1949: MAA organizes to expand housing options in the neighborhood,  advocating for public housing and one of the city’s first Mitchell-Lama middle income housing developments and working in partnership with city planners.

1950s: MAA conducts neighborhood planning, recruits neighborhood services, and brings the nonprofit institutions of the area to communicate about common concerns.

1957: Grant Houses opens to first residents.

1958: Morningside Gardens opens to first residents.

1961: MHInc authorizes establishment of first security street patrol (one of the first private residential police forces in the country, “Morningside Community Patrol.”)

1967: After years of MHInc advocacy, a new public elementary school, PS 36, is built.

1974: Morningside Heights Inc. is changed to Morningside Area Alliance to emphasize focus on broader community.

1978: 716 youths receive tutoring and counseling at Stone Gym and Store Front Center over three years. 

1981: MAA youth programs peak at over 2000 annual participants in multiple locations operating seven days a week. 

1990’s: Serves as catalyst and funder for expansion of Friends of Morningside Park / Morningside Park organizers. Launches Job Connections program for job development at member institutions. Major budget focus on Community Patrol. Conducts neighborhood market assessments and contracts for streetscape and transportation infrastructure planning. Funds and manages installation of new streetlamps. 

1997: First Morningside Park “Our Common Ground” celebration is held as a collaboration with residents, MAA institutions and Harlem churches. Today, this includes the Morningside Lights Event and is sponsored by Friends of Morningside Park.

Working mission statement 1998-2010: The mission of the Morningside Area Alliance is to foster, develop and promote the advancement of the Morningside Heights district of New York City as a unique educational, residential and cultural neighborhood; to sustain linkages among its members institutions to enhance communication, public well-being and cooperative initiatives; and to identify and access the collective resources of its member institutions for the purpose of improving the areas of education and youth services, public health and community development in Morningside Heights and the surrounding community.

1998: Community Leaders Luncheon is held with MAA and Upper Manhattan leaders to discuss common issues and concerns. Public education is a guided focus of conversation.

2004: Bridge to Excellence Partnership is implemented with PS 125 and programs are provided including educator training.

2006: Expanded parent and youth activities.

2008: Teachers College launches Office of School & Community Partnerships which succeeds and greatly expands organization’s work.

2009: Amsterdam Nursing Home’s final year membership. Fiscal sponsorship of Making Music Matters (PS 36). Community Benefits Agreement (CBA) with CB9/CU finalized with a pledge of $76 million to local nonprofits.

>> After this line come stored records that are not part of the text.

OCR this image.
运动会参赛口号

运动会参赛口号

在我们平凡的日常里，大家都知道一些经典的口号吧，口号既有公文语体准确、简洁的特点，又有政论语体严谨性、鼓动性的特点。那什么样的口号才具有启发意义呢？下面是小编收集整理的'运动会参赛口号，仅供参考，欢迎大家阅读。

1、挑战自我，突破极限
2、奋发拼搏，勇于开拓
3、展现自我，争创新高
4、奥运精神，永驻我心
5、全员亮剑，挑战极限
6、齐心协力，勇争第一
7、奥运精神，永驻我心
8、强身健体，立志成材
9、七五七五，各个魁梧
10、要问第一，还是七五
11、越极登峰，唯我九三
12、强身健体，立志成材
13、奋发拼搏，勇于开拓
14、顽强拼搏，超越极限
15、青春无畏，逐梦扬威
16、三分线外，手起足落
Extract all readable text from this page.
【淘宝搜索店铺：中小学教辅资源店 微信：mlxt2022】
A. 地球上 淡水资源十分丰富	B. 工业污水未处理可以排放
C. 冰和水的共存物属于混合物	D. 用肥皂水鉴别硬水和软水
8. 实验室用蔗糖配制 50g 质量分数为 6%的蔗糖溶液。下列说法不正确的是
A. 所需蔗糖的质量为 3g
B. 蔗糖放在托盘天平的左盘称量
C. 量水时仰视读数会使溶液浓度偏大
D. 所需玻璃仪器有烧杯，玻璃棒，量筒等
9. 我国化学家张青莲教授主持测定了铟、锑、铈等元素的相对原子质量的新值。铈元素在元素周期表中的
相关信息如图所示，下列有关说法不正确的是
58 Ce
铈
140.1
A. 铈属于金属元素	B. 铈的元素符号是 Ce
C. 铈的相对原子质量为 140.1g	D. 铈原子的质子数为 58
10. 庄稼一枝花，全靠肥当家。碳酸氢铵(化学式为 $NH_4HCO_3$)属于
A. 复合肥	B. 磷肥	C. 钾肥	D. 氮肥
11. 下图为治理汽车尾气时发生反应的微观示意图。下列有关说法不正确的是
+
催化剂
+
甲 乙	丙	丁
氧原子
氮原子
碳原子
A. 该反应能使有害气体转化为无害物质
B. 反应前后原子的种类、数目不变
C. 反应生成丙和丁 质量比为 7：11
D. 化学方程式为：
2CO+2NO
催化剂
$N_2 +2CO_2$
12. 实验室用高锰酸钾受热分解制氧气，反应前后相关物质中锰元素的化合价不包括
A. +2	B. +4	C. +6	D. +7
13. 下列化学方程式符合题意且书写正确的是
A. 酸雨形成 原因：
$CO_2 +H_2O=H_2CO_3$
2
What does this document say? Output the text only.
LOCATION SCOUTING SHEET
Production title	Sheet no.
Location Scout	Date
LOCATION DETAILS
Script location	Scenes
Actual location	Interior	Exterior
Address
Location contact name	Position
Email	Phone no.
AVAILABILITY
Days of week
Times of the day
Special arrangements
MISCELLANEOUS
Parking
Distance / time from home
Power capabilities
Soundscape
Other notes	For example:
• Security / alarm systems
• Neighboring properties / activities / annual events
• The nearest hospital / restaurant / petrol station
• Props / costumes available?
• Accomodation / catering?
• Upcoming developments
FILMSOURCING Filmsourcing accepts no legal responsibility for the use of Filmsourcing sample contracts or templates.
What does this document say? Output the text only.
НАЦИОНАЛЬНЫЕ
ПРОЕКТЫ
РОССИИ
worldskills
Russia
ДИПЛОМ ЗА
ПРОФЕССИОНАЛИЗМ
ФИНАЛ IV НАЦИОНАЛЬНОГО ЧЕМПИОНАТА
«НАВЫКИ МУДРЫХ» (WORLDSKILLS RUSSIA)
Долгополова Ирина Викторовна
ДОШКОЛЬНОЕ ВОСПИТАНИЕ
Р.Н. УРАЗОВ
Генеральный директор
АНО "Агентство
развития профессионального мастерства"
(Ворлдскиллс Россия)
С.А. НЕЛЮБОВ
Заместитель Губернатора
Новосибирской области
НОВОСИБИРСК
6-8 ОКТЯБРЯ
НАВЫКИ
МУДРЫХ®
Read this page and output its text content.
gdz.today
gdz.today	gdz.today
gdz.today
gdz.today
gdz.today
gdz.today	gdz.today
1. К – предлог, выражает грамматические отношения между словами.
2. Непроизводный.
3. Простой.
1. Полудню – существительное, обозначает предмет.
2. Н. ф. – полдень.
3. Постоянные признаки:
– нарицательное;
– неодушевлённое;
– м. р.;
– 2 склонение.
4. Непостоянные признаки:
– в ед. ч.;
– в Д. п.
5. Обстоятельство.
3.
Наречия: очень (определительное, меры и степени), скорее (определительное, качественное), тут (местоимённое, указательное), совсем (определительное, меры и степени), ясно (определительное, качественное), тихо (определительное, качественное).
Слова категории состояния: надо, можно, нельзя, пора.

2010: Executive leadership of organization lacks commitment to MAA programming and activities with an eye toward defunding. Budget is reduced from $670,000 to $335,000.

2011: Manhattanville Campus breaks ground – 17 acre campus part of 1970 MAA redevelopment plan. Budget at $356,000 with focus on severance packages.

2012: Rockefeller Brothers Fund supported organization assessment (“situational analysis”) with outside consultants; Growth oriented recommendations of RBF were not put forth in the transition plan.

2013: Revamps public school program and raised $50,000 from WHDC for reinvestment in neighborhood public schools.

2014: MAA establishes a “Strategic Alliances Committee” which hosts discussions around best practices in joint-programming. Bank Street College of Education ends its membership (Pres. Shael Polakow-Suransky). Fiscal sponsorship of Keep Your Head Up basketball camp.

2015: MAA hosts Community Builder’s event, bringing MAA leaders in contact with 60 neighborhood nonprofit and activist leaders.

2016: MAA hosts full day leadership development training on Collaboration. Produces a number of reports for member and other nonprofits, including “Hiring Students” and “Social Service Needs in West Harlem” and “Guide to Social Services.”

2017: International House co-hosts the first Sakura Park Festival including member participation, community groups, and food vendors. Bylaws amended to expand the number of directors from 1 to up to 3 staff of member institutions. Leadership development symposium on Communications.